Is anyone else skeptical when older people who have been married for a long time say that they have never fought with each other? This seems preposterous to me (although I confess that Brent does refer to me as the “Queen of Incredulity” because I am easily surprised and, as the nickname suggests, incredulous). I just can’t imagine how a relationship like this might work. What would it look like? How could neither spouse ever get mad at the other? To me, it seems more likely that one spouse kowtows to the other to keep the peace. I’m not really about that, truth be told.   (Guess I won’t be called one of the children of God.) I’d rather duke it out, shed some tears, and maybe throw down a “dammit” or two for good measure.

For the first few years of our marriage, we tried to follow the old adage to “never let the sun go down on our wrath.” Sometimes an issue would arise and the first chance we’d have to talk about it would be at bedtime. So we’d start talking and sometimes it would get fairly heated. Inevitably, Brent would fall asleep. Oh, man, this made me so mad. I was incredulous that he could just fall asleep while we were fighting talking. So I would do a big “huffy breath” (this might only be funny if you’ve read Junie B. Jones books with your kids), grab the blanket-preferably the one that Brent was snoozing under-and storm off to the couch. Sometimes I would turn on the TV, sometimes I would read, but more often I would toss, turn, and fume. Meanwhile, Brent slept like a baby (although he might have been a bit cold since I had absconded with his blanket.) He usually (but not always) stumbled out an hour or three hours later, hair all amuss and sleep lines carved into his face, and asked me to come back to bed. I usually did, although not before I did another huffy breath or two. And then we’d both go to sleep.

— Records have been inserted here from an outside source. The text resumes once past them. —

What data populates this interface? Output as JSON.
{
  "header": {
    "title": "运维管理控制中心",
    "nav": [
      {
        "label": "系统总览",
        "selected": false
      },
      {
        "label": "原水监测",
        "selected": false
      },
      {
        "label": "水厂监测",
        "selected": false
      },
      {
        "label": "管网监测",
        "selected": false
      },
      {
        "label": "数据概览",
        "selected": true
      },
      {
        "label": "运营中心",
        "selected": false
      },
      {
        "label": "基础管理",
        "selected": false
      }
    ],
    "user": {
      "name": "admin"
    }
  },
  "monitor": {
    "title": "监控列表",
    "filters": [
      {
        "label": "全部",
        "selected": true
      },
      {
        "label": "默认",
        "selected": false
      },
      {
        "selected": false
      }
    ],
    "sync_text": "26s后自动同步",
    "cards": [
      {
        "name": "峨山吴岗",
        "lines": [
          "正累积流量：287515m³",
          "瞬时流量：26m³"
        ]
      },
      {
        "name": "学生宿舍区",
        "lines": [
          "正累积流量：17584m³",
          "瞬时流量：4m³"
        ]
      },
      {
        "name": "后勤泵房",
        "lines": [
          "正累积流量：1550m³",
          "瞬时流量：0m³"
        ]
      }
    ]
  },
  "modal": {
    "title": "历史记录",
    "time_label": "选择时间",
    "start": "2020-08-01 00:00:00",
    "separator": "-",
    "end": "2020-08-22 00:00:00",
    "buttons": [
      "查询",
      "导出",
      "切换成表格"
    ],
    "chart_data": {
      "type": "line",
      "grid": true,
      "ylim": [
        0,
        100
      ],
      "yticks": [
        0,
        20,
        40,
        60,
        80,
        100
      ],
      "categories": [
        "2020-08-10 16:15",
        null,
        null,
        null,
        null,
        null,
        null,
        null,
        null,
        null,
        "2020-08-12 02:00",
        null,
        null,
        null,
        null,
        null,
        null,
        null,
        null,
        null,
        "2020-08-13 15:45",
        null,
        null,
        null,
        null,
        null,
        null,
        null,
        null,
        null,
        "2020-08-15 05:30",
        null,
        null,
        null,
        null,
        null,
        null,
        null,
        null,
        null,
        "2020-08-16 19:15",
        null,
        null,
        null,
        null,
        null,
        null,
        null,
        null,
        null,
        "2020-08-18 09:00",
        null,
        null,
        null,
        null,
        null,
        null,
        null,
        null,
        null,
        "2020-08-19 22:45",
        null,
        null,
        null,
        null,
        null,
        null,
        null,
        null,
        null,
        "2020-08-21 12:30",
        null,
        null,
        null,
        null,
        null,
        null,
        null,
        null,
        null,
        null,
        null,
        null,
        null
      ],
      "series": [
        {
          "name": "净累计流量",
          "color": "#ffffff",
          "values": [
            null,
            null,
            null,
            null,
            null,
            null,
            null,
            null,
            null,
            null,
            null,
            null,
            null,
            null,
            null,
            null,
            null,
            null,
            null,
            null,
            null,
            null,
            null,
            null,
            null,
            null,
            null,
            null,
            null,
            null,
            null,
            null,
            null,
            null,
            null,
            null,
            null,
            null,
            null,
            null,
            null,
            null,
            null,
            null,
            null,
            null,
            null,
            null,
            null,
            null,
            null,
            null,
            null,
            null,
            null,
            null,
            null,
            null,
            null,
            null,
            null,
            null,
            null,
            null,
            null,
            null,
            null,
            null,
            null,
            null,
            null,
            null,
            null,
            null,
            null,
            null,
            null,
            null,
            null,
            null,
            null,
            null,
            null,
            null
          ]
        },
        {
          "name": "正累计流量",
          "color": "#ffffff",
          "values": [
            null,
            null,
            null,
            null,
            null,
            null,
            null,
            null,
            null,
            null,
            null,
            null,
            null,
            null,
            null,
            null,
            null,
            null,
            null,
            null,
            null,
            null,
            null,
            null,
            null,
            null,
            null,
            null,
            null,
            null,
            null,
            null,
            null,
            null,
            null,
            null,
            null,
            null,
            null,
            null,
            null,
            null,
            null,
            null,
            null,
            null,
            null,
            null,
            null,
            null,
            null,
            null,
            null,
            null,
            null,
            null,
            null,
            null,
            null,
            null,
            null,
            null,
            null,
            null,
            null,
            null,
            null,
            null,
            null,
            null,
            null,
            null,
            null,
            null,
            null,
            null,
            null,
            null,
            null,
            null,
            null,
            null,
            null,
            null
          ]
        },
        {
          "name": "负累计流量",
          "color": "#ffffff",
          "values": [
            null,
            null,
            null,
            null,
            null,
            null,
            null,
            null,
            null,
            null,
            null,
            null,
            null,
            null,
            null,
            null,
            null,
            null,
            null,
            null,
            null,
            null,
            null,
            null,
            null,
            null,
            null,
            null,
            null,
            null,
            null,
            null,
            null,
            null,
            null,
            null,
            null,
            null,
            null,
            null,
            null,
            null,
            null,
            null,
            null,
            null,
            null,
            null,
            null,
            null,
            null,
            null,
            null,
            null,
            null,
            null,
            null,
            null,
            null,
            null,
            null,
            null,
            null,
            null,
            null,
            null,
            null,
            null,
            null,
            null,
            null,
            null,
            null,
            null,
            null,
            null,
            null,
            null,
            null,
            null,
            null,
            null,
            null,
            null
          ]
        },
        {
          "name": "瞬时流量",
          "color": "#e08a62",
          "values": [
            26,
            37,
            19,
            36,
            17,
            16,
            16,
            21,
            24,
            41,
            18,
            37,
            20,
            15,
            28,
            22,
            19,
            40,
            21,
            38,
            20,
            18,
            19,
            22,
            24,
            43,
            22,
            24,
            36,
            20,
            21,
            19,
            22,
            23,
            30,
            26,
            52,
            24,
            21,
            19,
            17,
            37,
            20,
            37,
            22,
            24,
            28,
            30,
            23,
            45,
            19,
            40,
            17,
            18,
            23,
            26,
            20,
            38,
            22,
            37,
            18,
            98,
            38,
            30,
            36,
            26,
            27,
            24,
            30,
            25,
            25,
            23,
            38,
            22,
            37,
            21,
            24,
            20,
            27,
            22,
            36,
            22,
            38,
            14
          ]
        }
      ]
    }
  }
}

Believers in the “don’t let the sun go down on your wrath” principle might assume that when we woke up, we would discover that the problem hadn’t gone away overnight and that we were still mad. But after trying it a few times, we learned that after a few hours of sleep, neither of us was mad anymore. The problem may have still been there, but it just didn’t look as bad in the light of day. It didn’t seem worth losing sleep over. Turns out, we like to let the sun go down on our wrath.

So we ditched that piece of advice. It wasn’t working for us. After about 12:30 a.m., Brent hits the wall. It’s just no use trying to talk to the man-no matter how annoyed I am that he left his sweaty gym socks on the living room floor again. And clearly, I’m hardly the model of maturity with my huffy breath, blanket-stealing, incredulous self. So our new (unstated) rule is that if we sleep on it for a few nights and we still need to talk about it, we do-but it’s gotta be before midnight.

What about you? Are you one of those couples who never argue? Do you persist despite the hour? Or do you let the moon melt your wrath like we do?

Are there other pieces of unsolicited marital advice you’ve gotten over the years that just don’t work for you?